The report, released earlier today, tracks about 79 countries, 24 of which have more than 1 GW installed (16 in Europe).
Thanks to the expiring production tax credit (PTC), the US connected over 13.1 GW of new wind power capacity in 2012, exceeding 50 GW of total wind power capacity, nearly a 30 percent increase from 2011. Canada added 935 MW of new wind capacity, a slowdown from 1.2 GW in 2011, but still its second-best year, while 2013 is expected to see a surge to 1.5 GW of new capacity. Mexico more than doubled its installed capacity in 2012 to exceed 1.3 GW.
China added nearly 13 GW of new wind capacity in 2012, a significant drop over the past three years.
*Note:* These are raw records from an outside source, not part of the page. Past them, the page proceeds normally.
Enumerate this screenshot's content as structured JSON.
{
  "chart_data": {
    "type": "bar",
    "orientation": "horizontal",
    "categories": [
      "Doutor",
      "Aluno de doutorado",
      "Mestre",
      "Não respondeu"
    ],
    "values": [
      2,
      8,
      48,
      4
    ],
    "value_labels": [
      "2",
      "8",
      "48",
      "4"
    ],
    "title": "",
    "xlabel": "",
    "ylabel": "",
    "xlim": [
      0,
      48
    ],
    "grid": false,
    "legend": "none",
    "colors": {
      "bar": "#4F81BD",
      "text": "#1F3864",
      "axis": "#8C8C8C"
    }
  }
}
Nonetheless, China's electricity generated by wind energy surpassed 100 million MWh, making up 2 percent of the country's total electricity output (up from 1.5 percent in 2011). China's total cumulative installed wind power capacity is now more than 75 GW, nearly tripling over the past three years.
India is another key market for wind, but also saw a bit of a slowdown in 2012. New wind energy installations exceeded 2.3 GW, with 18.4 GW in cumulative total. Wind power accounted for about 69 percent of total renewable energy capacity of 26.9 GW in India. Japan, meanwhile, continues its slow transition to a diversified energy mix with more renewable energy options. The country added 88 MW of new installations in 2012 for a cumulative capacity of 2.6 GW, translating to roughly 0.5 percent of total power supply.
Wind energy's intermittency is surpassed only by the swell and ebb of policies (and politicians) that support it. GWEC projects annual wind installations worldwide will decline 11 percent in 2013 to just shy of 40 GW, "a much more significant drop in the market than we foresaw a year ago," due to the expected dropoff in the U.S., slow recovery in the Chinese and Indian markets, and a bit of a slowdown in Europe. For 2014 GWEC predicts a sharp recovery that will bring global installations slightly back above 2012 results, putting 2013-2017 average annual growth at nearly seven percent (just over 11 percent subtracting 2013's dip). By 2017 GWEC projects an annual global wind market of 61 GW, and cumulative installed capacity of roughly 536 GW.